It Is Not for Me to Stretch Your Arms
Dear Kate,
Another heat wave is coming to Vancouver, they say, and I don't mind that. This is selfishly speaking, if only I know how to speak any differently with true sincerity.
You've been living here for years before. You know what I mean when I say this place plainly rains too damn much, even for a man who's frequently given to melancholy for the sake of poetry--or is it the other way around? I love autumn; it gives me a good reason to die, a complete, proper, cosmic closure.
So I say let it burn. The peripheral of my vision is the furthest I can see and, naturally, where I stop to care. Heaven above and the Earth below, here I stretch my arms to the sides and there you go, a full five feet of finite materiality offered to this World, caricaturing our Lord on the cross.
UN's latest climate crisis report warns there's "nowhere to run, nowhere to hide," but I have other more urgent threats I need to run away from (such as my child's wrath for having no access to a vehicle when one can be clearly seen on the driveway ready for exploit) and the place to hide, first and last, is my own silence.

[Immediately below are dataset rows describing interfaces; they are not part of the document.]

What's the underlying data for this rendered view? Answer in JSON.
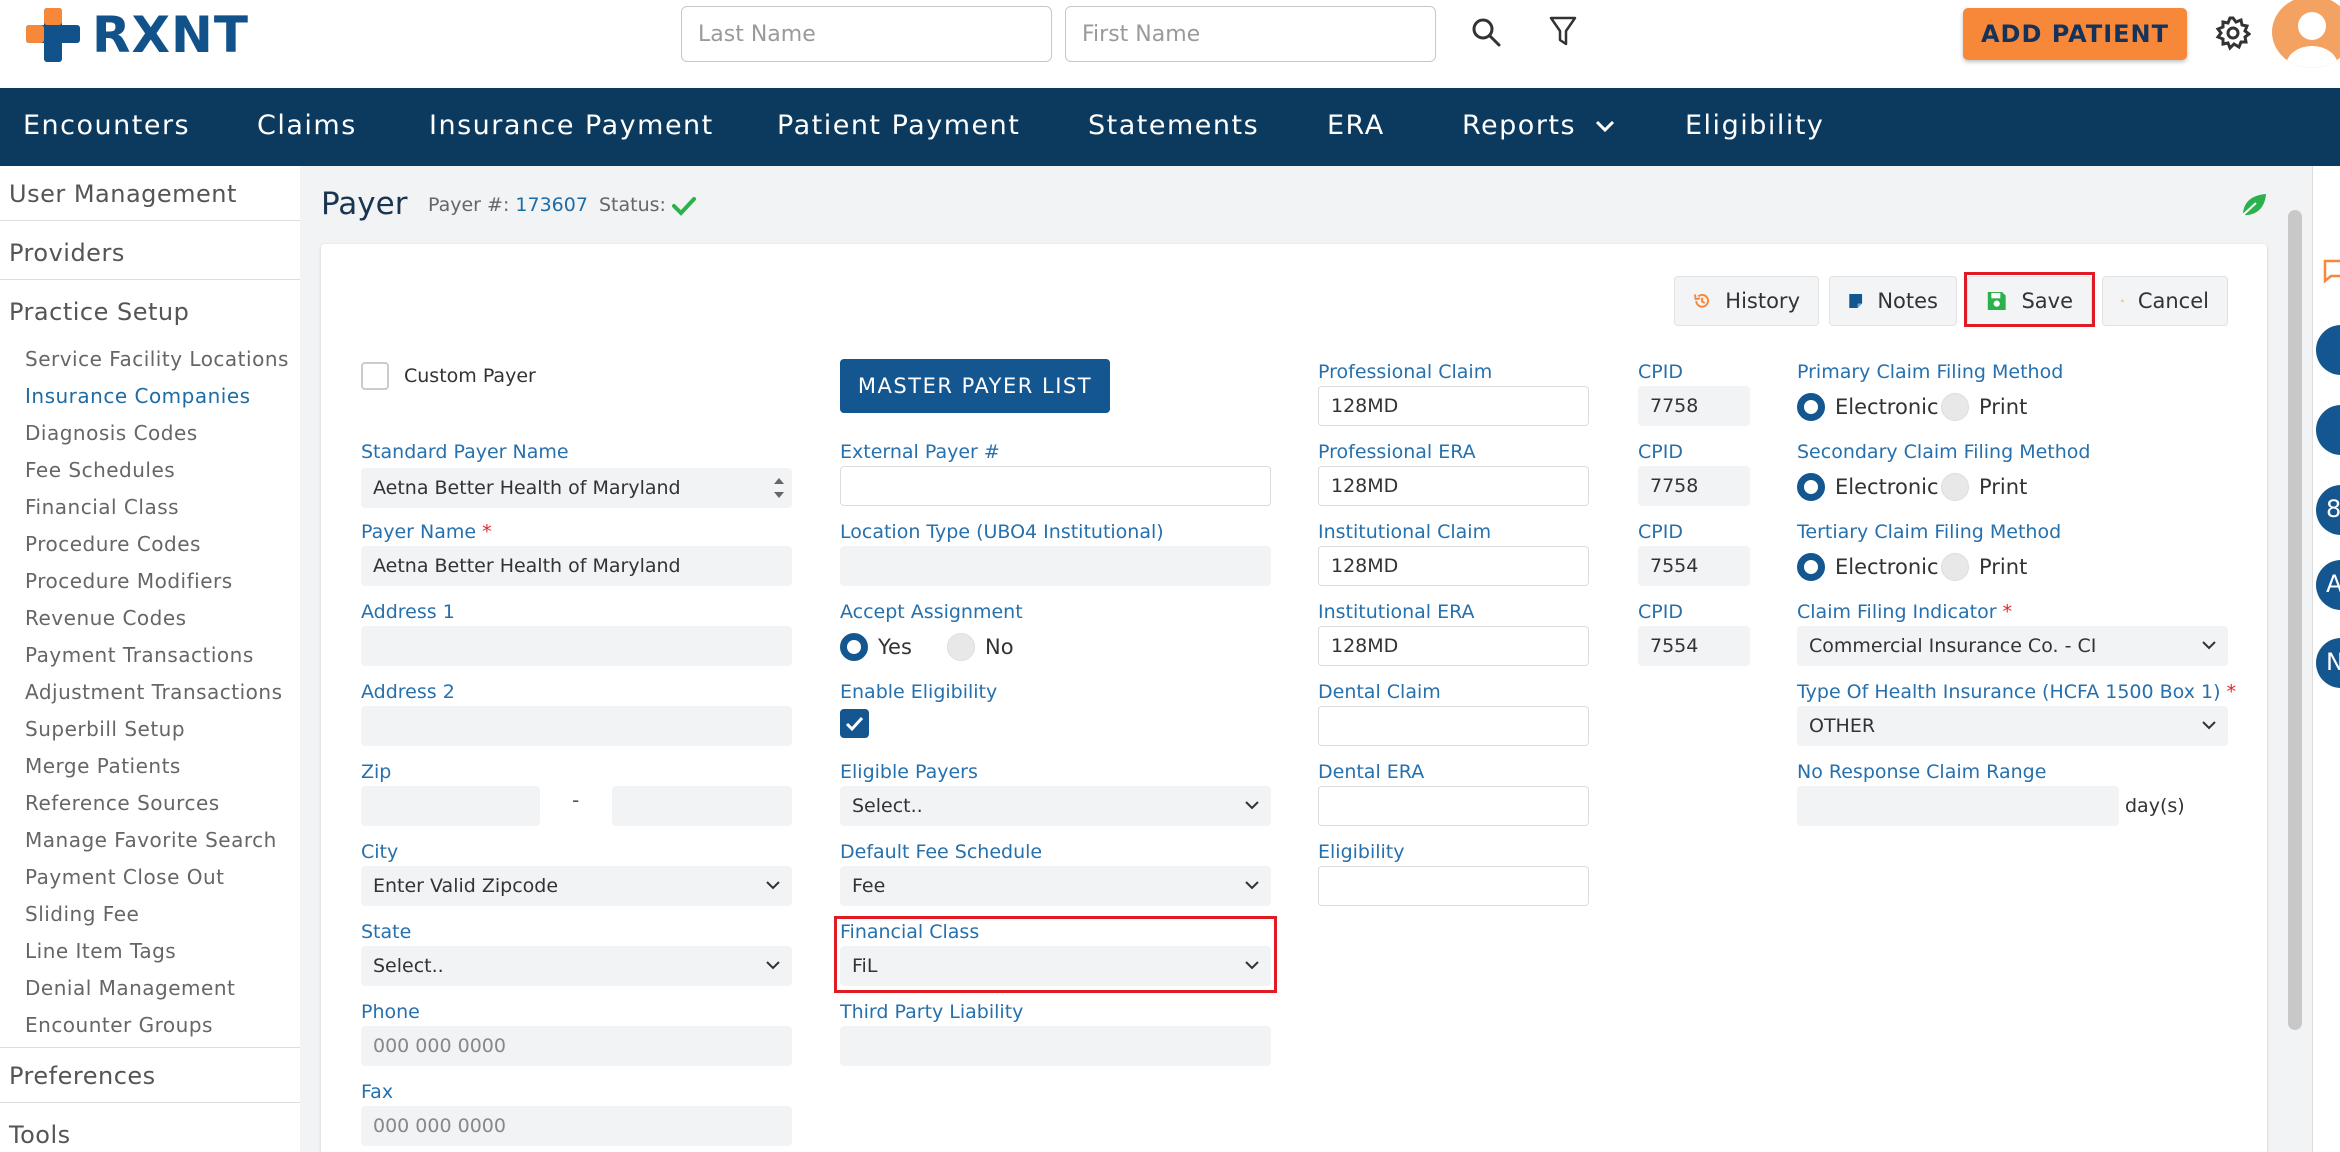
{
  "brand": {
    "name": "RXNT",
    "colors": {
      "primary": "#0b3a5e",
      "accent": "#f7883a",
      "link": "#2670ad"
    }
  },
  "header": {
    "last_name_placeholder": "Last Name",
    "first_name_placeholder": "First Name",
    "add_patient_label": "ADD PATIENT"
  },
  "nav": {
    "encounters": "Encounters",
    "claims": "Claims",
    "insurance_payment": "Insurance Payment",
    "patient_payment": "Patient Payment",
    "statements": "Statements",
    "era": "ERA",
    "reports": "Reports",
    "eligibility": "Eligibility"
  },
  "sidebar": {
    "user_management": "User Management",
    "providers": "Providers",
    "practice_setup": "Practice Setup",
    "items": [
      "Service Facility Locations",
      "Insurance Companies",
      "Diagnosis Codes",
      "Fee Schedules",
      "Financial Class",
      "Procedure Codes",
      "Procedure Modifiers",
      "Revenue Codes",
      "Payment Transactions",
      "Adjustment Transactions",
      "Superbill Setup",
      "Merge Patients",
      "Reference Sources",
      "Manage Favorite Search",
      "Payment Close Out",
      "Sliding Fee",
      "Line Item Tags",
      "Denial Management",
      "Encounter Groups"
    ],
    "preferences": "Preferences",
    "tools": "Tools"
  },
  "page": {
    "title": "Payer",
    "payer_num_label": "Payer #:",
    "payer_num": "173607",
    "status_label": "Status:"
  },
  "toolbar": {
    "history": "History",
    "notes": "Notes",
    "save": "Save",
    "cancel": "Cancel"
  },
  "form": {
    "custom_payer": "Custom Payer",
    "master_payer_list": "MASTER PAYER LIST",
    "standard_payer_name_label": "Standard Payer Name",
    "standard_payer_name": "Aetna Better Health of Maryland",
    "payer_name_label": "Payer Name",
    "payer_name": "Aetna Better Health of Maryland",
    "address1_label": "Address 1",
    "address2_label": "Address 2",
    "zip_label": "Zip",
    "zip_dash": "-",
    "city_label": "City",
    "city_value": "Enter Valid Zipcode",
    "state_label": "State",
    "state_value": "Select..",
    "phone_label": "Phone",
    "phone_placeholder": "000 000 0000",
    "fax_label": "Fax",
    "fax_placeholder": "000 000 0000",
    "external_payer_label": "External Payer #",
    "location_type_label": "Location Type (UBO4 Institutional)",
    "accept_assignment_label": "Accept Assignment",
    "yes": "Yes",
    "no": "No",
    "enable_eligibility_label": "Enable Eligibility",
    "eligible_payers_label": "Eligible Payers",
    "eligible_payers_value": "Select..",
    "default_fee_schedule_label": "Default Fee Schedule",
    "default_fee_schedule_value": "Fee",
    "financial_class_label": "Financial Class",
    "financial_class_value": "FiL",
    "third_party_label": "Third Party Liability",
    "professional_claim_label": "Professional Claim",
    "professional_claim": "128MD",
    "professional_era_label": "Professional ERA",
    "professional_era": "128MD",
    "institutional_claim_label": "Institutional Claim",
    "institutional_claim": "128MD",
    "institutional_era_label": "Institutional ERA",
    "institutional_era": "128MD",
    "dental_claim_label": "Dental Claim",
    "dental_era_label": "Dental ERA",
    "eligibility_label": "Eligibility",
    "cpid_label": "CPID",
    "cpid1": "7758",
    "cpid2": "7758",
    "cpid3": "7554",
    "cpid4": "7554",
    "primary_method_label": "Primary Claim Filing Method",
    "secondary_method_label": "Secondary Claim Filing Method",
    "tertiary_method_label": "Tertiary Claim Filing Method",
    "electronic": "Electronic",
    "print": "Print",
    "claim_filing_indicator_label": "Claim Filing Indicator",
    "claim_filing_indicator": "Commercial Insurance Co. - CI",
    "type_health_label": "Type Of Health Insurance (HCFA 1500 Box 1)",
    "type_health_value": "OTHER",
    "no_response_label": "No Response Claim Range",
    "days_label": "day(s)",
    "required_mark": "*"
  },
  "right_strip": {
    "letters": [
      "8",
      "A",
      "N"
    ]
  },
  "icons": [
    "search-icon",
    "filter-icon",
    "gear-icon",
    "history-icon",
    "notes-icon",
    "save-icon",
    "cancel-icon",
    "leaf-icon",
    "check-icon",
    "chevron-down-icon"
  ]
}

Never say anything that doesn't improve on silence.
I surrender all, as a hymn goes, to this World. If God wants to get mad at me, he must know his madness is in part a burnt offering of my wrath, smoldering just as deep and long. Let's compare mythologies.
I first read about the sustainable winter home temperature being 14.5°C when I was fourteen and a half, and have been struggling since to observe and live in this truth. At the end it was a pleasure to keep the thermostat down and put on layers of clothing to feel, before anything else, the embrace of God. Only that that wasn't the end. The end came when I became a father of teenagers. Then I surrendered and lived in reality, at last.
I must have mentioned to you the cold room temperature made me twice as strong and literally cured my life-long allergy? Well, one man's cure is another man's disease. The cure can sometimes grow to look like a cancer cell to dis-ease everything around it.
If you think I am self-pitying I trust you know your cynicism is as misguided as mine. I can only trust. It is not for me to stretch your arms.